Darrell proposed an approach that integrated the practical work needed (correcting drainage, improving the drive, with a elegant curvilinear parking court and formal garden that really complimented the property in the best way possible. The design was so far superior to others that the owner received, he was worried that it would be cost prohibitive. But the design was made of practical solutions that could be approached in a very cost-effective manner. A little bit of nip over here, a bit of tuck over there, and voila!

Overall Master Plan/ Approach

The client was very pleased with the overall approach, and was excited about the details of the formal garden that could be nestled in the courtyard. The idea was to attach the formal garden with a fieldstone path system that connected the drive and parking court to the inner patio between the buildings.

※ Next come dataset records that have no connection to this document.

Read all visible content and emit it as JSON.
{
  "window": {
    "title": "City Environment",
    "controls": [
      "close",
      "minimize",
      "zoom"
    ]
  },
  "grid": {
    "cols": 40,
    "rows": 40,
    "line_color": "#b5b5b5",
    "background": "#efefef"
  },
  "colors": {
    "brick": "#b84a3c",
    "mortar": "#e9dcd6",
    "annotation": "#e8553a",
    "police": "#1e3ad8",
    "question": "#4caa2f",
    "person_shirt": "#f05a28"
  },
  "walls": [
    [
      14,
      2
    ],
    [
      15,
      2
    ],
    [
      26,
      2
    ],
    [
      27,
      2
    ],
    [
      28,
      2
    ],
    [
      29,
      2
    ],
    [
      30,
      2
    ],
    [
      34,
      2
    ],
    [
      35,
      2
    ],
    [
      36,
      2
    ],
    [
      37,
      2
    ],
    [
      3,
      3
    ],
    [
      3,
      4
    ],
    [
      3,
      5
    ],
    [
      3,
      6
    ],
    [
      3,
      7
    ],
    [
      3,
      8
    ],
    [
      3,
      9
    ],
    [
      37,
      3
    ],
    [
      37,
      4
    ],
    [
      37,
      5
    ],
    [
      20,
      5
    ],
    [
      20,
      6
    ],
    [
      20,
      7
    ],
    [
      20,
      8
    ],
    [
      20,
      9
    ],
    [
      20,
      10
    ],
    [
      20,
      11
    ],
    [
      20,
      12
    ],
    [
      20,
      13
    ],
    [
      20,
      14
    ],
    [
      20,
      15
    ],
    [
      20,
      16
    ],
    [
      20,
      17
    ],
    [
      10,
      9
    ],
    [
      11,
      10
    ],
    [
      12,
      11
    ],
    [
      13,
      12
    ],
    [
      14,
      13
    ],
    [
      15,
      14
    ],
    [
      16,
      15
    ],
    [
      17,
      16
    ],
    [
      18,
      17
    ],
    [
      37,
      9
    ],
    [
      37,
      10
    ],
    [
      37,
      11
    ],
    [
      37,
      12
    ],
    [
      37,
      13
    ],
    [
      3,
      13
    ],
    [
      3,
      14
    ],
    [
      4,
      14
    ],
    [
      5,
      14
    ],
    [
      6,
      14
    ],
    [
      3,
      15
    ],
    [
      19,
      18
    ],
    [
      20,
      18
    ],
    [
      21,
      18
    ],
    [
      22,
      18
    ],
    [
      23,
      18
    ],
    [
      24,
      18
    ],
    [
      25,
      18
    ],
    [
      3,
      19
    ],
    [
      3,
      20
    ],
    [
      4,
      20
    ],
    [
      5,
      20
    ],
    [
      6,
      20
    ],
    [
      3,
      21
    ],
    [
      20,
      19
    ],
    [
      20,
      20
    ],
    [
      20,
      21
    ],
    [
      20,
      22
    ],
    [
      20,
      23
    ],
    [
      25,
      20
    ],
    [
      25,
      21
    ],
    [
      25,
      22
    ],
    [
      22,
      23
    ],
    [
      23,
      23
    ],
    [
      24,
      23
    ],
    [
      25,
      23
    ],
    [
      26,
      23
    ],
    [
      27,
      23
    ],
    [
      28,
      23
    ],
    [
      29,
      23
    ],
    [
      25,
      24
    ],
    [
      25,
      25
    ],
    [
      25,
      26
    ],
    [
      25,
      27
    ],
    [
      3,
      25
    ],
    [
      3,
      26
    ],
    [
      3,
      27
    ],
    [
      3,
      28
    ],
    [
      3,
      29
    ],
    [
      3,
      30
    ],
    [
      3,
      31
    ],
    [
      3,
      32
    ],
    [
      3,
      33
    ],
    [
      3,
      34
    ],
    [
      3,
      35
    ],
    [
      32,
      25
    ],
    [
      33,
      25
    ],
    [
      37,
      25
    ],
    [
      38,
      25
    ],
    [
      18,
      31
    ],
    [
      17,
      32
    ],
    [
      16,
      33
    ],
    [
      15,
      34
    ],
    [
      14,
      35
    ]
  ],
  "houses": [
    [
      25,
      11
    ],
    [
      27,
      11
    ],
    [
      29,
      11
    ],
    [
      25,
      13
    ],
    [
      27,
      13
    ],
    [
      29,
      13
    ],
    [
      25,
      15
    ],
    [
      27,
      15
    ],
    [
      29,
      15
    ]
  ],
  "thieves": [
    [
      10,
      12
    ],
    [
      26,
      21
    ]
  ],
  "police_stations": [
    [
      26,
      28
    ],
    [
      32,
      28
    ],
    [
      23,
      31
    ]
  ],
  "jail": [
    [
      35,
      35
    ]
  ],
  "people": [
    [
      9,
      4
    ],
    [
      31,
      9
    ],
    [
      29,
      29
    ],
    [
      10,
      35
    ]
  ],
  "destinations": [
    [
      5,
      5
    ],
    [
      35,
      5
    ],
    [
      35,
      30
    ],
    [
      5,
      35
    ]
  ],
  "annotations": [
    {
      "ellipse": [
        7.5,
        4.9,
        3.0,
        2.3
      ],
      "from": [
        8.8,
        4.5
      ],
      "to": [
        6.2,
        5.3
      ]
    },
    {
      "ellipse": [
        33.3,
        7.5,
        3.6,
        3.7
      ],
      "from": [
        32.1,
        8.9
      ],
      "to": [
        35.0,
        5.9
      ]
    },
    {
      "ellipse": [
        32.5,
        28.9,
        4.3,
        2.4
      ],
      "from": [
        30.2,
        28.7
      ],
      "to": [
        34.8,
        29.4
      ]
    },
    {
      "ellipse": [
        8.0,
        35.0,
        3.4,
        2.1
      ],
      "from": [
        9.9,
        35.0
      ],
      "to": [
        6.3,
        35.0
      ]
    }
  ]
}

Courtyard Design/ Path System

An early American pickett fence was included with dowel rails, and stained the same color as the buildings, integrating them with the garden and the path system. Topiary Miss Kim lilacs were planted in the middle of an “x” weave of blue lace-cap hydrangeas, inside a Green Velvet boxwood border.

The Courtyard Garden

On the far side of the fence, Green Mountain Boxwood and hydrangea are planted as a border for the path and foundation planting for the building.

The Fieldstone Path Bordering the Courtyard Garden

On the outside of the courtyard fence we planted a mixed border of roses, viburnum, ostrich fern, and perennials including tiarella and heuchera in red, coral and bronze colors that complemented and stood up to the strong red architectural elements.

Border Garden

One of the finest touches in the design is the way the fieldstone path system weaves along from the border plantings, through the lawn, and hugs the drive all the way through the courtyard, where it becomes part of the foraml border. This is emphasized ith a perfect design element – the traditional light post/ lantern.

Gravel Drive & Flower Borders

You can see below how the border and the path cross like crossed fingers as they split the lawn on their way to the drive, with the lantern functioning like a beacon when coming and going.